Activating RET alterations drive oncogenic signaling in lung, thyroid, and other solid tumors. Until recently, only two RET tyrosine kinase inhibitor (TKI), BLU-667 and LOXO-292, had received approval for advanced NSCLC by FDA and NMPA. And it still had an unmet clinical need in this therapy area. The 2023 AACR Congress set the scene with the revelation of the latest clinical outcomes of HS-10365, a highly potent and selective RET TKI, offering significant insights into its potential therapeutic benefits.
HS-10365 is a small molecule drug developed by Jiangsu Hansoh Pharmaceutical Co. Ltd. It falls under the category of biomedicine and is primarily targeted towards RET, a protein associated with various diseases. The drug has shown potential in treating neoplasms, endocrinology and metabolic diseases, as well as respiratory diseases.
According to the Patsnap Synapse, Currently, HS-10365 has reached Phase 2 of clinical trials globally. And the clinical trial areas for HS-10365 are primarily in China. The key indication is Malignant Solid Neoplasm.
The single group assignment, open-labeled clinical trial (NCT05207787) was aimed to assess the safety, tolerability, pharmacokinetics (PK), and anti-tumor activity of HS-10365 in RET-altered solid tumors.
In this study, patients (pts) with RET-altered advanced solid tumors, including RET fusion-positive (+) NSCLC, RET-mutated medullary thyroid carcinoma and so on were recruited. They were dosed orally in 21-day cycles. A rule-based accelerated titration combined with 3+3 dose-escalation scheme was used to determine the MTD as the primary endpoint. Secondary endpoints contained safety, PK parameters, ORR and DCR assessed by RECIST V1.1.

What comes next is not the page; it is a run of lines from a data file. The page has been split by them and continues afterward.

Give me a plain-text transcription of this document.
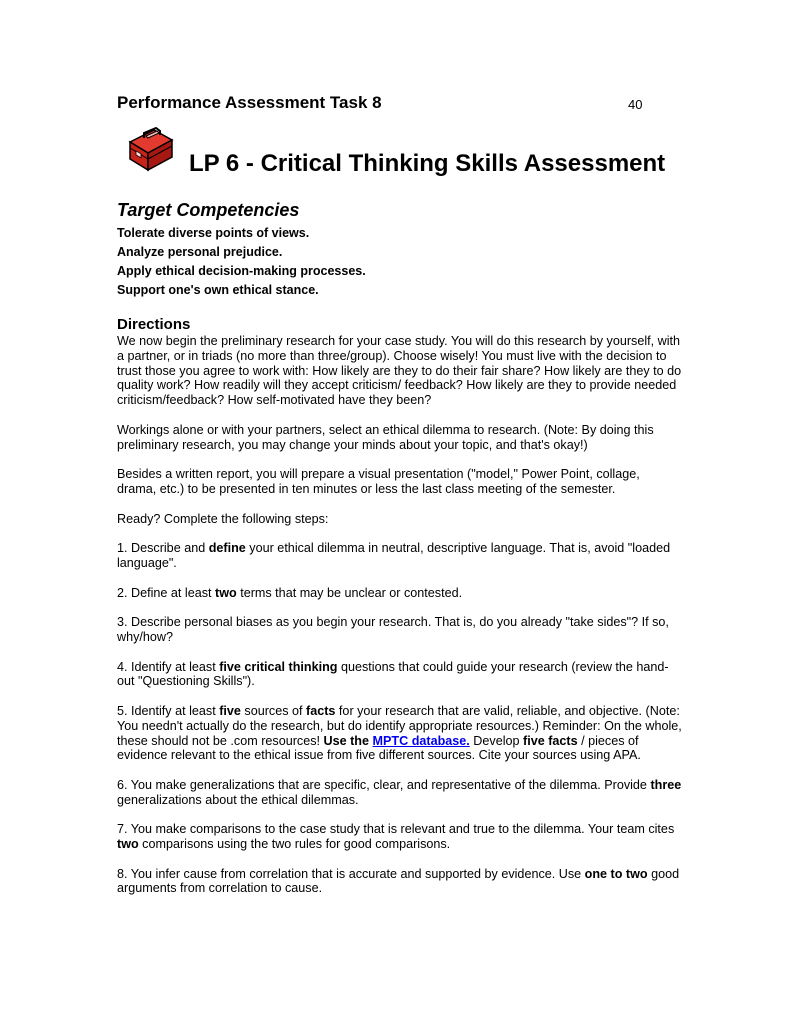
Performance Assessment Task 8	40
LP 6 - Critical Thinking Skills Assessment
Target Competencies
Tolerate diverse points of views.
Analyze personal prejudice.
Apply ethical decision-making processes.
Support one's own ethical stance.
Directions

We now begin the preliminary research for your case study. You will do this research by yourself, with a partner, or in triads (no more than three/group). Choose wisely! You must live with the decision to trust those you agree to work with: How likely are they to do their fair share? How likely are they to do quality work? How readily will they accept criticism/ feedback? How likely are they to provide needed criticism/feedback? How self-motivated have they been?

Workings alone or with your partners, select an ethical dilemma to research. (Note: By doing this preliminary research, you may change your minds about your topic, and that's okay!)

Besides a written report, you will prepare a visual presentation ("model," Power Point, collage, drama, etc.) to be presented in ten minutes or less the last class meeting of the semester.

Ready? Complete the following steps:

1. Describe and define your ethical dilemma in neutral, descriptive language. That is, avoid "loaded language".

2. Define at least two terms that may be unclear or contested.

3. Describe personal biases as you begin your research. That is, do you already "take sides"? If so, why/how?

4. Identify at least five critical thinking questions that could guide your research (review the hand-out "Questioning Skills").

5. Identify at least five sources of facts for your research that are valid, reliable, and objective. (Note: You needn't actually do the research, but do identify appropriate resources.) Reminder: On the whole, these should not be .com resources! Use the MPTC database. Develop five facts / pieces of evidence relevant to the ethical issue from five different sources. Cite your sources using APA.

6. You make generalizations that are specific, clear, and representative of the dilemma. Provide three generalizations about the ethical dilemmas.

7. You make comparisons to the case study that is relevant and true to the dilemma. Your team cites two comparisons using the two rules for good comparisons.

8. You infer cause from correlation that is accurate and supported by evidence. Use one to two good arguments from correlation to cause.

The result showed that as of Dec.15th 2022, 31 RET fusion+ NSCLC pts with RET TKI-naïve were received HS-10365 at 6 doses (40 mg QD to 200 mg BID), including 25 previously received platinum-based chemotherapy pts and 6 treatment-naïve pts. Among all fusion variants, 15 pts had KIF5B, 14 pts had CCDC6, and 2 pts were others. Dose limiting toxicity occurred only in one pt. at 200 mg BID (grade 3 hypertension). The MTD was not been defined, and the 160mg BID was the potentially recommended phase II dose. The common (≥25%) TRAEs were AST increase, bilirubin increase, ALT increase, WBC decrease, PLT decrease, neutrophil decrease, serum creatinine increase, prolonged QT interval, hypoalbuminemia and anemia. No pts discontinued treatment owing to AEs. Efficacy data was available for 30 RET fusion+ NSCLC pts with 24 pretreated pts and 6 treatment naïve pts. The ORR was 70.0% (21/30, 95% CI 50.6%-85.3%), with 66.7% (16/24) in pretreated pts and 83.3% (5/6) in treatment naïve pts. Furthermore, the DCR was 96.7% (29/30, 95% CI 82.8%-99.9%), with 95.8% (23/24) in pretreated pts and 100% (6/6) in treatment naïve pts. The longest response time was more than 48 weeks. Meanwhile, 25 of 31 pts remained on treatment and responses were ongoing. Plasma exposure of HS-10365 increased proportionally following single dose and multiple doses. The mean plasma half-life of HS-10365 was 5~9 hours.
It can be concluded that HS-10365 showed a manageable safety profile and favorable PK properties. The promising antitumor activity with expectable response time was observed in RET fusion+ NSCLC pts, no matter with or without previous treatments.